Showing posts with label competition law. Show all posts
Showing posts with label competition law. Show all posts

Tuesday, 5 April 2011

Changes to Competition Law: An end to "good estate management"?

Many thanks to Adrian Magnus, a partner in BLP's EU and Competition Law practice for his input in this blog.

From 6 April 2011, the Chapter I Prohibition under the Competition Act 1998 will apply to land agreements.  This might come as a surprise to a lot of people.  What on earth does competition law have to do with the ownership of land and why have land agreements hitherto been exempt?

Another legal tightrope for Landlords?
Photo by Donald Judge

I do not want to carry out a detailed analysis of the history of competition law and land agreements.  In summary competition law should apply to any agreement the effect (whether intended or not) of which is to be anti-competitive.  This can, for example, be by creating barriers to entry by preventing competition or by two competitors carving up markets between themselves.  Up until 6 April 2011 land agreements were exempt from the legislation.  However, the Government, in its wisdom no longer sees any justification for such differentiation and so now all land agreements will be caught.
Be warned, this change is not forward looking only and does not have any grandfathering provisions.  Even an agreement entered into 100 years ago could be in breach.
One area of particular interest for the real estate industry is the management of large retail estates especially shopping centres and retail parks.  It is not uncommon in these estates to have leases which contain different restrictions including:
  • very specific user covenants limiting the use to, say, a shoe shop or a coffee shop
  • 
  • allowing the landlord a right to refuse changes of use in the interests of "good estate management"
  • exclusivity arrangements whereby the landlord agrees not to let other units for a specific use or to specific identified entities
Are these restrictions in breach of the law? 
Can tenants seek changes of use and threaten the landlord with reporting them to the OFT if they rely on "good estate management" as a reason for refusing the change?

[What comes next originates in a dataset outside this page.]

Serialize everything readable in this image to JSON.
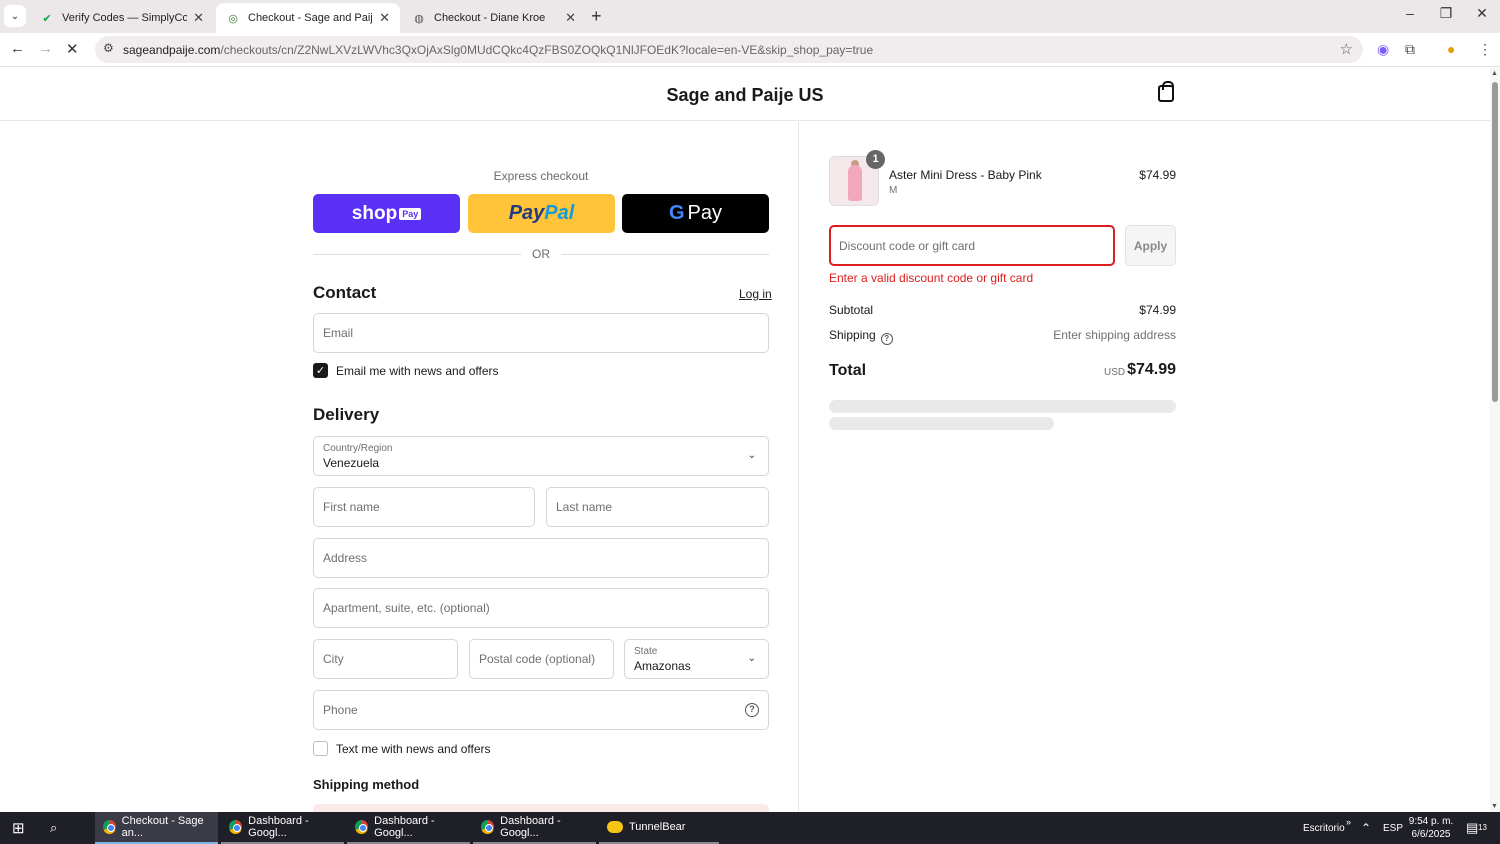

Thankfully, the revised guidelines published by the OFT is an improvement on and much clearer than the first draft.  It recognises the fact that there are many legitimate reasons why a land owner might seek to impose or agree restrictions on the use of land and that only a minority of such restrictions will infringe competition law.

The OFT Guideline specifically recognises the need for user restrictions in leases in order to ensure a good mix of tenants and notes that such provisions are unlikely to be in breach of competition law.  Therefore limiting use to or prohibiting use as, for example, a shoe shop or allowing the landlord to refuse consent to a change of use in the interests of "good estate management" should not cause concern.  There are exceptions to this especially where the owner of the land is also a retailer.  For example, if Boots owned a shopping centre and in all leases for that shopping centre had an absolute restriction preventing the sale of pharmaceuticals, perfumes or personal grooming items this is much more likely to be considered an infringement.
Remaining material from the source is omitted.